This film is doing something interesting in presenting Max as an almost unbearable human being—someone who marries total earnestness with total pretension, self-aware enough to put on airs but not quite enough to realize how obvious it is that he's putting on airs, who once heard the phrase "fake it 'til you make it" and decided to make that his entire personality—and then tries to inspire in the viewer an affection for him. He mellows out over the course of the film, but only moderately. He's still essentially manipulative and overbearing, and one gets the sense that the only reason Margaret is even able to cope with him is a tremendous stubbornness in her own right.
The film's real argument is that Max's sheer intensity, whatever his motivations, creates a more vibrant world around him. He's responsible for everything interesting we ever see at either school, he literally speaks Guggenheim back to life, and in particular he brings color into Herman's dull world. This film is an argument for vivacity no matter the cost, for action-in-itself as an antidote to emptiness.
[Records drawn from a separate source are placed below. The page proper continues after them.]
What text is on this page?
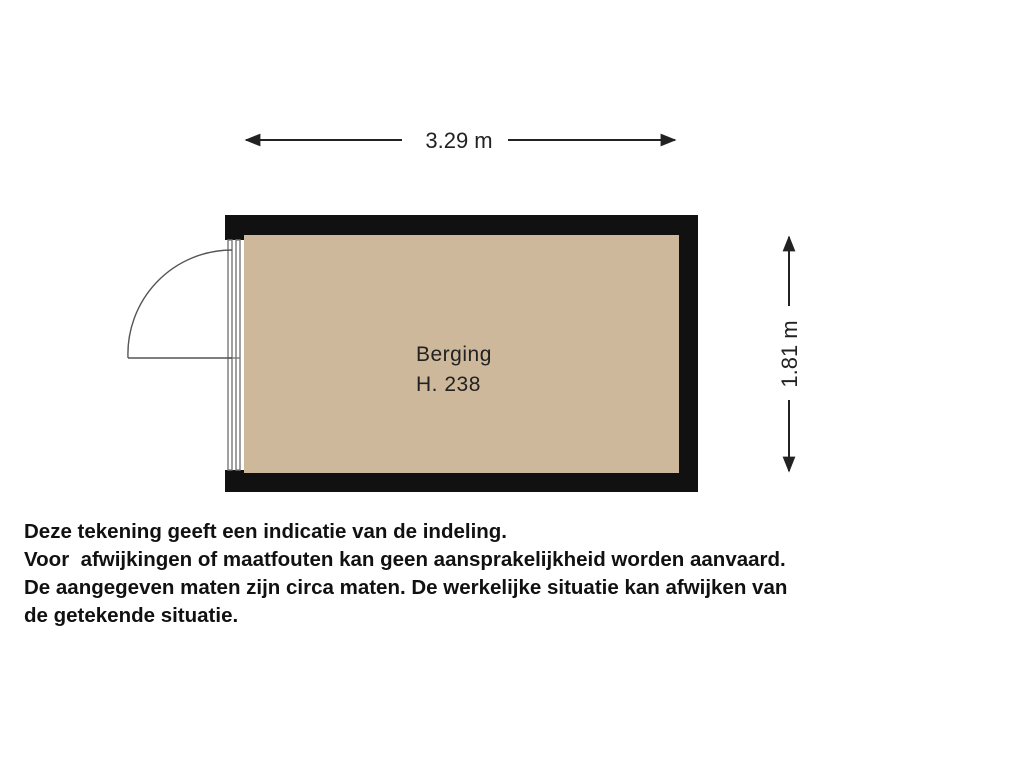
3.29 m
1.81 m
Berging
H. 238

Deze tekening geeft een indicatie van de indeling.
Voor  afwijkingen of maatfouten kan geen aansprakelijkheid worden aanvaard.
De aangegeven maten zijn circa maten. De werkelijke situatie kan afwijken van
de getekende situatie.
There's even a kind of desperation in it, just under the surface, a terror of what might happen if even for a moment you stop moving. You could even read this as a tragedy of alienation, in which a man and a boy claw feverishly at some kind of real connection only to get subsumed under an endless tide of aesthetics and activities. Are Max's plays an expression of himself, or are they just another thrashing hand seeking something real but grabbing only empty air?